A wife should never nag her husband: "You lazy coward, you have no ambition! Look at our relatives and neighbors; they have plenty of money. Their wives have far more than I do." Let no wife say any such thing; she is her husband's body, and it is not for her to dictate to her head, but to submit and obey. "But why should she endure poverty?" some will ask. If she is poor, let her console herself by thinking of those who are much poorer still. If she really loved her husband, she would never speak to him like that, but would value having him close to her more than all the gold in the world....Furnish your house neatly and soberly. If the bridegroom shows his wife that he takes no pleasure in worldly excess, and will not stand for it, their marriage will remain free from the evil influences that are so popular these days. Let them shun the immodest music and dancing that are currently so fashionable.

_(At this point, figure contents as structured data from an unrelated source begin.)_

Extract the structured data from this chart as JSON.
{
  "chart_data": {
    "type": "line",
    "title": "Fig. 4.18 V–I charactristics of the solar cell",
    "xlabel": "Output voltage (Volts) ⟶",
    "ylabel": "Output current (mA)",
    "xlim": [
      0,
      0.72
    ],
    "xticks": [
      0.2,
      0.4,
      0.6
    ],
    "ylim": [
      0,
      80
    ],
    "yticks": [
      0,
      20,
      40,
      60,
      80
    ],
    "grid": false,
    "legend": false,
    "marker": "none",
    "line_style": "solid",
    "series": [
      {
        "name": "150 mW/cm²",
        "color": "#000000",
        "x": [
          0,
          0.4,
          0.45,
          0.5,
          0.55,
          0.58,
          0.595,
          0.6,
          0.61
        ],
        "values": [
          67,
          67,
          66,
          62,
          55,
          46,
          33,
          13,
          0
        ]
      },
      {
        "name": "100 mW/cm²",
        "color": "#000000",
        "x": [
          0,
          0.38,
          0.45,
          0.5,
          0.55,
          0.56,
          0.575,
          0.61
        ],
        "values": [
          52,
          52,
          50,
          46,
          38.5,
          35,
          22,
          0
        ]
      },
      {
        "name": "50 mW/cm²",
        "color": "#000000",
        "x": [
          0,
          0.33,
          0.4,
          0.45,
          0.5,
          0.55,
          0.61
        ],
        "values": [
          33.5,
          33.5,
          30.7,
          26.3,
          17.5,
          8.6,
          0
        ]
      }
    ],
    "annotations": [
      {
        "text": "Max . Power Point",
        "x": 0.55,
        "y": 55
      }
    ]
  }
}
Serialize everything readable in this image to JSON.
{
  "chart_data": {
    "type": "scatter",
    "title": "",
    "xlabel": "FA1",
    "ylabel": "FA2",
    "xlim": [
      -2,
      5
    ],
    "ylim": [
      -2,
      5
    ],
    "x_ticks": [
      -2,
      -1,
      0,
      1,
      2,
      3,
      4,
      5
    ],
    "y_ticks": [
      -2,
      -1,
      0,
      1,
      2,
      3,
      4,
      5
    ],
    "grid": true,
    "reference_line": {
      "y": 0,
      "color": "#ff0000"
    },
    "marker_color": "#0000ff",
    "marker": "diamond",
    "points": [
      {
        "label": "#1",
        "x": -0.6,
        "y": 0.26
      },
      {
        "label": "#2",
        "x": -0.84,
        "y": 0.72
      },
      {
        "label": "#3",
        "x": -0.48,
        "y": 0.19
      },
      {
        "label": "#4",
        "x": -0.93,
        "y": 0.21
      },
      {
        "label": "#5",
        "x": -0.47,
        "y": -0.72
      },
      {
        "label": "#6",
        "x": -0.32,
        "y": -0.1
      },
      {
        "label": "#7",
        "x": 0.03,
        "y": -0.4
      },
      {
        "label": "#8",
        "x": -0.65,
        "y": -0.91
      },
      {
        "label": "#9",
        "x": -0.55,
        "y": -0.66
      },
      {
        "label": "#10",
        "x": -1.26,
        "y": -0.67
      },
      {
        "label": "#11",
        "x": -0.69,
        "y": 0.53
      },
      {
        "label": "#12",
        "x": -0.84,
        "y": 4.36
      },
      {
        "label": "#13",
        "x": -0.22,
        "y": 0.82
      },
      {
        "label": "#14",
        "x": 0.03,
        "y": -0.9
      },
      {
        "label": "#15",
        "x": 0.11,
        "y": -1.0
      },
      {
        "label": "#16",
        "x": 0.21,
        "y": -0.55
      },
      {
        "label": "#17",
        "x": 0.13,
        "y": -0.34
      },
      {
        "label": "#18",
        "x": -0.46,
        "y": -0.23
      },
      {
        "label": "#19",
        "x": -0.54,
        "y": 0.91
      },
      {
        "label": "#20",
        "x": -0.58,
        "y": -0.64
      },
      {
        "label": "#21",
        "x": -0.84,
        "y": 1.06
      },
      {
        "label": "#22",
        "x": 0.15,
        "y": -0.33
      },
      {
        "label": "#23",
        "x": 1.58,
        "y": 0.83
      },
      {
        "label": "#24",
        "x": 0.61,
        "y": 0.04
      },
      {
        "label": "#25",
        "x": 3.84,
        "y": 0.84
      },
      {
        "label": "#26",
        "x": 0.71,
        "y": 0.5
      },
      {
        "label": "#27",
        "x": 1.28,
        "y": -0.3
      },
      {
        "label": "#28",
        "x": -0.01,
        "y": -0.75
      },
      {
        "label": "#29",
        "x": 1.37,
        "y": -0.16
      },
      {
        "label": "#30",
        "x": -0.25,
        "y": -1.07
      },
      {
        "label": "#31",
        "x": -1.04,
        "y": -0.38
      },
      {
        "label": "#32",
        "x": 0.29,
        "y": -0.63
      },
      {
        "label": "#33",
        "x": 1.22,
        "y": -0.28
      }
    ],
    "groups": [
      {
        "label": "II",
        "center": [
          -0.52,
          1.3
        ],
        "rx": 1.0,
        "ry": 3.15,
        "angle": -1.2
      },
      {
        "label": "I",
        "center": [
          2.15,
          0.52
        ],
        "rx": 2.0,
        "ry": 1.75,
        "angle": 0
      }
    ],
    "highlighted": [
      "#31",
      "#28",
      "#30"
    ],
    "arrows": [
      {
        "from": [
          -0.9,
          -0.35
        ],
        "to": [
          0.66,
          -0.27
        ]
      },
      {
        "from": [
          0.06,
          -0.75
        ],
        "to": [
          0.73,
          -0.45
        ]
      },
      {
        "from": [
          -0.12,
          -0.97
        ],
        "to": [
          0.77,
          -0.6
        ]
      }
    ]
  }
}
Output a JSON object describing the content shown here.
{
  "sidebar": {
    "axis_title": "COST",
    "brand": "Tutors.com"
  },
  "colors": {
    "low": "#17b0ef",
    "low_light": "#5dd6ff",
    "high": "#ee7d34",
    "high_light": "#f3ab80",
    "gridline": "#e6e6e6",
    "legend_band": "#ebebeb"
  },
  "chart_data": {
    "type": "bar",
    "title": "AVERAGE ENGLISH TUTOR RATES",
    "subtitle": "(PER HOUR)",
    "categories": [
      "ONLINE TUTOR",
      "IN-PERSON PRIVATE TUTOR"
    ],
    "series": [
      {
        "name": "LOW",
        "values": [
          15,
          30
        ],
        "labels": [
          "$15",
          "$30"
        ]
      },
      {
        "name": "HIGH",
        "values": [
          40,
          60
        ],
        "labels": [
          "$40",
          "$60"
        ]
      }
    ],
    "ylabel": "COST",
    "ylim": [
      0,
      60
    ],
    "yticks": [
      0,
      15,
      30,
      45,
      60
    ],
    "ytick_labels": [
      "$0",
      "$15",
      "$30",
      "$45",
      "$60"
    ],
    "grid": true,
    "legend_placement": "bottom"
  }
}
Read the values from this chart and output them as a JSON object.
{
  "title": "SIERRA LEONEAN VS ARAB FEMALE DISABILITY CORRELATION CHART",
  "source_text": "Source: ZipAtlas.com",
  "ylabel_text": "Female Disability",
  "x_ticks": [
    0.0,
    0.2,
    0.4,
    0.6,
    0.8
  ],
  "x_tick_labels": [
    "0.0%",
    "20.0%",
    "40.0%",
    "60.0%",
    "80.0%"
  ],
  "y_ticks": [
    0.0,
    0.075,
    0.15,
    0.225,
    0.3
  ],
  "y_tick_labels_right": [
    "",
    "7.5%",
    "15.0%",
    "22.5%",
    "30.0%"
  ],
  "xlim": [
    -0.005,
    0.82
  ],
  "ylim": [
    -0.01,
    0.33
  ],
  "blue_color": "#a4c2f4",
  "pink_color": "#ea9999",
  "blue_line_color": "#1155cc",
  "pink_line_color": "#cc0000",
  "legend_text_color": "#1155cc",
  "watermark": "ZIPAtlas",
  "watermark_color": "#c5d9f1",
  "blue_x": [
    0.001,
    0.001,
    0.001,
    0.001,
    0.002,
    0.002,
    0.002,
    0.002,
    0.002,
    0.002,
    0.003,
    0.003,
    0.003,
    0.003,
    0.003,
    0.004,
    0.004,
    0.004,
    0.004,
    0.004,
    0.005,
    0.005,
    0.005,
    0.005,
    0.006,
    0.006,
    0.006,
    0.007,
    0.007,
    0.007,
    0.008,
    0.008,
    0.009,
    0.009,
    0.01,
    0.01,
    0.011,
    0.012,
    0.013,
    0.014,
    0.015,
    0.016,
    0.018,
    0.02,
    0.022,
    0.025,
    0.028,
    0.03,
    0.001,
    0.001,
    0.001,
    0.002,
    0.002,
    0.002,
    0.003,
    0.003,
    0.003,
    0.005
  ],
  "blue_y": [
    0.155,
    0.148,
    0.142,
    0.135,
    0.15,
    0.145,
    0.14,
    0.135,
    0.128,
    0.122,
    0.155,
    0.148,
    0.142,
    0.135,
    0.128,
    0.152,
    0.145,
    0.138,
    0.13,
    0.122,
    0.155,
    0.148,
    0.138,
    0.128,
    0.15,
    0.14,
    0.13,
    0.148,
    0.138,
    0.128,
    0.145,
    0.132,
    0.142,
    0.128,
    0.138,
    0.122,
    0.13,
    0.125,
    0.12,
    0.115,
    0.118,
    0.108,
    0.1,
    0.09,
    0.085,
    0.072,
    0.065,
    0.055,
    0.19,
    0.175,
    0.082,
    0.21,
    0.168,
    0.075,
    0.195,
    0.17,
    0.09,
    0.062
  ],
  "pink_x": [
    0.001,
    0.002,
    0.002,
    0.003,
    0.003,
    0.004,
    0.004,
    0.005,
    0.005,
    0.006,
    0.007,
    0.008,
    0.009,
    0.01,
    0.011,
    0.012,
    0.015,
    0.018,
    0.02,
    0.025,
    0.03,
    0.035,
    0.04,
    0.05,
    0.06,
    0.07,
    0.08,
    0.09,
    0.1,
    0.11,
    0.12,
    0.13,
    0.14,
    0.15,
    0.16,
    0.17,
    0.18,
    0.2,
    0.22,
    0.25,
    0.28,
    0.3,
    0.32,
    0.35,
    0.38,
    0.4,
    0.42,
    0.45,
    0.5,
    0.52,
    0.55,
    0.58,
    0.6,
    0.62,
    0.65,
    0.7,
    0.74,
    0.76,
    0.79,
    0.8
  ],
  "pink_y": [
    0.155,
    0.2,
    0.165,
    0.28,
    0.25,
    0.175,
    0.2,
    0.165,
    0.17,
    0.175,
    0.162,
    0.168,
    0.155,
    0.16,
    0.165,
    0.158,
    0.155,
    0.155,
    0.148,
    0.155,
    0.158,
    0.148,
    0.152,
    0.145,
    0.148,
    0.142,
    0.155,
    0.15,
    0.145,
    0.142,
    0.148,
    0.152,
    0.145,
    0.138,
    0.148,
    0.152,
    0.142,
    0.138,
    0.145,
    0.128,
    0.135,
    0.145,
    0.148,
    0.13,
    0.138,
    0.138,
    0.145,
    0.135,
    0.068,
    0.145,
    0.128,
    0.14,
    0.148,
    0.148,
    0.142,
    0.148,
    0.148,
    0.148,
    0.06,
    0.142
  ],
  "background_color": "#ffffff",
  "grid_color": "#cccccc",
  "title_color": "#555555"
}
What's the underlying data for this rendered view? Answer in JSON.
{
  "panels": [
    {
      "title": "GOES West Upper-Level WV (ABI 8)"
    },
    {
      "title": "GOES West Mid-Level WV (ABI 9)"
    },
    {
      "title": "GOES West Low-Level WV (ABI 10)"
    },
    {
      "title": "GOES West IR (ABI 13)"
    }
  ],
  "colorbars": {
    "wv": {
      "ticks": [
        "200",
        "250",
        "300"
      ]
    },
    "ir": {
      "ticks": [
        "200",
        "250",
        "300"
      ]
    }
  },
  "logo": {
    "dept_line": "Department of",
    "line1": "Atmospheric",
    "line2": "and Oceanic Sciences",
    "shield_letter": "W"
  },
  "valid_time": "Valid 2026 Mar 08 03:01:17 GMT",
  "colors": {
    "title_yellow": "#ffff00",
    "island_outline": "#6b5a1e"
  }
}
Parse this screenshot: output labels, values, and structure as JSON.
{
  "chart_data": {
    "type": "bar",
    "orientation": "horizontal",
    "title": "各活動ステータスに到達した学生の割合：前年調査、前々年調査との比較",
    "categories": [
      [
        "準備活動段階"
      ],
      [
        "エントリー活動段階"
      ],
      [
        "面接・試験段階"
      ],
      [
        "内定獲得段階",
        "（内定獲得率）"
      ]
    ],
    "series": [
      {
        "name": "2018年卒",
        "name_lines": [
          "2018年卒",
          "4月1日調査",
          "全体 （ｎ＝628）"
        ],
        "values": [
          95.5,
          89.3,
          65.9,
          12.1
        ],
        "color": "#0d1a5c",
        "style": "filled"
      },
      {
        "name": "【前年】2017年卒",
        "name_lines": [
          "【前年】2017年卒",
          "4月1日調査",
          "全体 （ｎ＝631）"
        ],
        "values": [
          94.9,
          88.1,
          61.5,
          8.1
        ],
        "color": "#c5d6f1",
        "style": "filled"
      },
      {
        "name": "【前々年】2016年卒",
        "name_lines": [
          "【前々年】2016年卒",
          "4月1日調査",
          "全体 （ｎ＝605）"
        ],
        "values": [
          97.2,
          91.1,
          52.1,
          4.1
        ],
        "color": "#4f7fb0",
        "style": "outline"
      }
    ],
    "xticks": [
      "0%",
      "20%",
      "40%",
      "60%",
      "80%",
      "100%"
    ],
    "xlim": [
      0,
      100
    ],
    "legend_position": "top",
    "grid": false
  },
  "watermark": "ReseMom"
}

I am aware that many people think me ridiculous for giving such advice; but if you listen to me, you will understand the advantages of a sober lifestyle more and more as time goes on. You will no longer laugh at me, but will laugh instead at the way people live now like silly children or drunken men. What is our duty, then? Remove from your lives shameful, immodest, and Satanic music, and don't associate with people who enjoy such profligate entertainment. When your bride sees your manner of life, she will say to herself, "Wonderful! What a wise man my husband is! He regards this passing life as nothing; he bas married me to be a good mother for his children and a prudent manager of his household." Will this sort of life be distasteful for a young bride? Only perhaps for the shortest time, and soon she will discover how delightful it is to live this way. She will retain her modesty if you retain yours. Don't engage in idle conversations; it never profits anyone to talk too much. Whenever you give your wife advice, always begin by telling her how much you love her. Nothing will persuade her so well to admit the wisdom of your words as her assurance that you are speaking to her with sincere affection. Tell her that you are convinced that money is not important, that only thieves thirst for it constantly, that you love her more than gold; and indeed an intelligent, discreet and pious young woman is worth more than all the money in the world. Show her that you value her company, and prefer being at home to being out. Esteem her in the presence of your friends and children. Pray together at home and go to Church; when you come back home, let each ask the other the meaning of the readings and the prayers. If you are overtaken by poverty, remember Peter and Paul, who were more honored than kings or rich men, though they spent their lives in hunger and thirst. Remind one another that nothing in life is to be feared, except offending God. If your marriage is like this, your perfection will rival the holiest of monks.